Some hints on the LSI question (HW 1.4)

In doing the LSI question, remember that the singular values are the square 
roots of the eigen values of the term-term and doc-doc correlation matrices 
MM' and M'M respectively (where M' is the transpose of the term-doc matrix M)

Given a non-square M (which is most likely the case), the correlation 
matrices MM' and M'M will be of different sizes, but they still will have 
the same number of non-zero eighen values.

You can use this to your advantage by computing the eigen values of the 
smaller matrix
(typically, if there are fewer terms than documents, then MM' --the term 
correlation matrix will be smaller).

Also, while eigen values can in general be positive or negative (or even 
complex conjugates),
the eigen values of  MM' and M'M are guaranteed to be >= 0 because these 
matrices are "positive definite" (thus you don't have the worry of hvaing 
to take square root of negative numbers).


Ps: for those of you curious folk..

notice that if M were a square matrix (num terms= num docs), then M can 
have two types of decompositions:

M = K L K-

  (where L is the set of eigen values of M, and K and K- are the matrix of 
eigen vectors of M and the invese of S respectively)

as well as

M = U S V'
  (which is the familiar singular value decomposition)

The first is the called the spectral decomposition and the second the 
singular value
decomposition.

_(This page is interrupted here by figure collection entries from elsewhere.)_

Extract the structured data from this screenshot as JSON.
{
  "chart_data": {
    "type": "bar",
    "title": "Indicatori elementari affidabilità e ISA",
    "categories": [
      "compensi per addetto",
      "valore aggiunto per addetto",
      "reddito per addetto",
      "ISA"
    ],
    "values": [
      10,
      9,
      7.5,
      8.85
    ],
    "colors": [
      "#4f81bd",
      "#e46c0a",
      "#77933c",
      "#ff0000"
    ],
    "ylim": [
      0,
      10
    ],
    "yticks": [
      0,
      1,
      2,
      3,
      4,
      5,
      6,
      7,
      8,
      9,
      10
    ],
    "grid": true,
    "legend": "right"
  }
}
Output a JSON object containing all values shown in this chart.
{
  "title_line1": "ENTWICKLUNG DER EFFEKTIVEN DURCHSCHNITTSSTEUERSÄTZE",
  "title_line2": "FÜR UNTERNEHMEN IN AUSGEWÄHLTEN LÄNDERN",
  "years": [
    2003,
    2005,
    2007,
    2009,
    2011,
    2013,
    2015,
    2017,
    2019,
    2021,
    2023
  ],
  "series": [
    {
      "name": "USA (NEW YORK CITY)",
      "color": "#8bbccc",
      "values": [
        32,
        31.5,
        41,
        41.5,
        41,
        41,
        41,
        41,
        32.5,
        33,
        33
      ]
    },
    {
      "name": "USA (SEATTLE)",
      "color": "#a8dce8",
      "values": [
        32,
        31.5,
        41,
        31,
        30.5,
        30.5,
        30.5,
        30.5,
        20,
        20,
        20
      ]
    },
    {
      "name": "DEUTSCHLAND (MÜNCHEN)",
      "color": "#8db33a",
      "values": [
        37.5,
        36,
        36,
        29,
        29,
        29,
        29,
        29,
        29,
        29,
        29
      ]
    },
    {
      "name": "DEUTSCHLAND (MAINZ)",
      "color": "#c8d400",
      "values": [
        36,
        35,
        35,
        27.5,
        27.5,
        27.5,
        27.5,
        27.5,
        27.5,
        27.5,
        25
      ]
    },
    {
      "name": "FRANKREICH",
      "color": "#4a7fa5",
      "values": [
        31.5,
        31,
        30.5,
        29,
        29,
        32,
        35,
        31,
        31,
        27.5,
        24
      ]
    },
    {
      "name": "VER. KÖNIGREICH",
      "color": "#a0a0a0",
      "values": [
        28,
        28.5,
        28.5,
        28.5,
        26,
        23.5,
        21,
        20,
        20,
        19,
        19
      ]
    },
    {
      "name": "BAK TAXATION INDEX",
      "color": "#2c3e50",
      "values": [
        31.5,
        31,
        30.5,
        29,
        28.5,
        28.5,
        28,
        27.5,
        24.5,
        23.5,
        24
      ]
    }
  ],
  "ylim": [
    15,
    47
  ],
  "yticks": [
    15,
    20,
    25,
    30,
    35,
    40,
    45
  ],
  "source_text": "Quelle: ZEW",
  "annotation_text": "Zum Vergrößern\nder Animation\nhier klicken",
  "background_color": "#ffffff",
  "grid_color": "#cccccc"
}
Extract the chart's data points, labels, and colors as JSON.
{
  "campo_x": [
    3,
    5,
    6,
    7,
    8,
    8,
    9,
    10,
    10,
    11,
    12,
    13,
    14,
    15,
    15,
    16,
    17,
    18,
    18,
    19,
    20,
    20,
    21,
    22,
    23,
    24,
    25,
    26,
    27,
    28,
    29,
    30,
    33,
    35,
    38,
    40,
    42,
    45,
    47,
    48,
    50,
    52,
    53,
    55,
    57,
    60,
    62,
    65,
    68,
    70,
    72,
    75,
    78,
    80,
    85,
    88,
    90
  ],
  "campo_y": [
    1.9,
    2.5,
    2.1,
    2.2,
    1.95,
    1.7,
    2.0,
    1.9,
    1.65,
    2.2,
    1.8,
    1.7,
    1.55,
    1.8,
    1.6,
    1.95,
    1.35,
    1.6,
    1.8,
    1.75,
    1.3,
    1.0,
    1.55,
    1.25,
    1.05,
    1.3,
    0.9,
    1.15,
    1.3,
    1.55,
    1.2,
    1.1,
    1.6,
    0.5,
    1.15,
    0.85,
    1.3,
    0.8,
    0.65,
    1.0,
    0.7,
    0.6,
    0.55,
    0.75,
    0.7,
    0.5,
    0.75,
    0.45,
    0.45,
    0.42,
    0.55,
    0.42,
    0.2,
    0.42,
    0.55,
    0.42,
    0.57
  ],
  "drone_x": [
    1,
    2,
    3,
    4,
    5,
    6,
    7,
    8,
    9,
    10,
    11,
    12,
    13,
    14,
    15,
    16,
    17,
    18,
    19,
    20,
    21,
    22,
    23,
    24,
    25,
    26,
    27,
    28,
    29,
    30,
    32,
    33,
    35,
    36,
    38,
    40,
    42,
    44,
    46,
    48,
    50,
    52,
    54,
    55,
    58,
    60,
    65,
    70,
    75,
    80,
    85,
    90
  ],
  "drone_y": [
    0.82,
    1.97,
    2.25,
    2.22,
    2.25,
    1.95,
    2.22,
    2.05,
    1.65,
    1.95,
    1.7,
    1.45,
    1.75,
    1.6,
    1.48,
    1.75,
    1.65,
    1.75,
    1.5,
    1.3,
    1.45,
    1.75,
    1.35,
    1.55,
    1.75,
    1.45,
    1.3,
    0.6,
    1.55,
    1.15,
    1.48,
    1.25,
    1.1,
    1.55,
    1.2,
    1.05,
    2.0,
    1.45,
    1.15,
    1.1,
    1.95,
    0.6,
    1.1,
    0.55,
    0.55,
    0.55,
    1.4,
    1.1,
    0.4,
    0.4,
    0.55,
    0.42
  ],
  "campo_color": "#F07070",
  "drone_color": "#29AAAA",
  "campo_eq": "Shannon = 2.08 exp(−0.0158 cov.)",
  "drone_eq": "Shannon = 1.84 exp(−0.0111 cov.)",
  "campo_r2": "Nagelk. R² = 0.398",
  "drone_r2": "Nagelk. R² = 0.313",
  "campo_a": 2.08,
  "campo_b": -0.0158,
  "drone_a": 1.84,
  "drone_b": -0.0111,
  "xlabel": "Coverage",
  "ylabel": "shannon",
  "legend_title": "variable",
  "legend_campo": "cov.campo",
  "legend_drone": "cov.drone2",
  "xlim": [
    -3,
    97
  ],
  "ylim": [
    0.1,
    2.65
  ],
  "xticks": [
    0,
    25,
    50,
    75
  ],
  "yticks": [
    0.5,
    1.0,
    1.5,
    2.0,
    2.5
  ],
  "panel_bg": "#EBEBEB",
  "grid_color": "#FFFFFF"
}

The SVD has the property that S will always be a diagonal 
matrix with
+ve diagonal entries, while the spectral decomposition may or may not have 
this property.

SVD and spectral decomposition of M will be the same only when M itself 
happens to be a
positive definite matrix (in fact, SVD was invented just to deal with the 
fact that not all
matrices are positive semidefinite, in addition to not being square).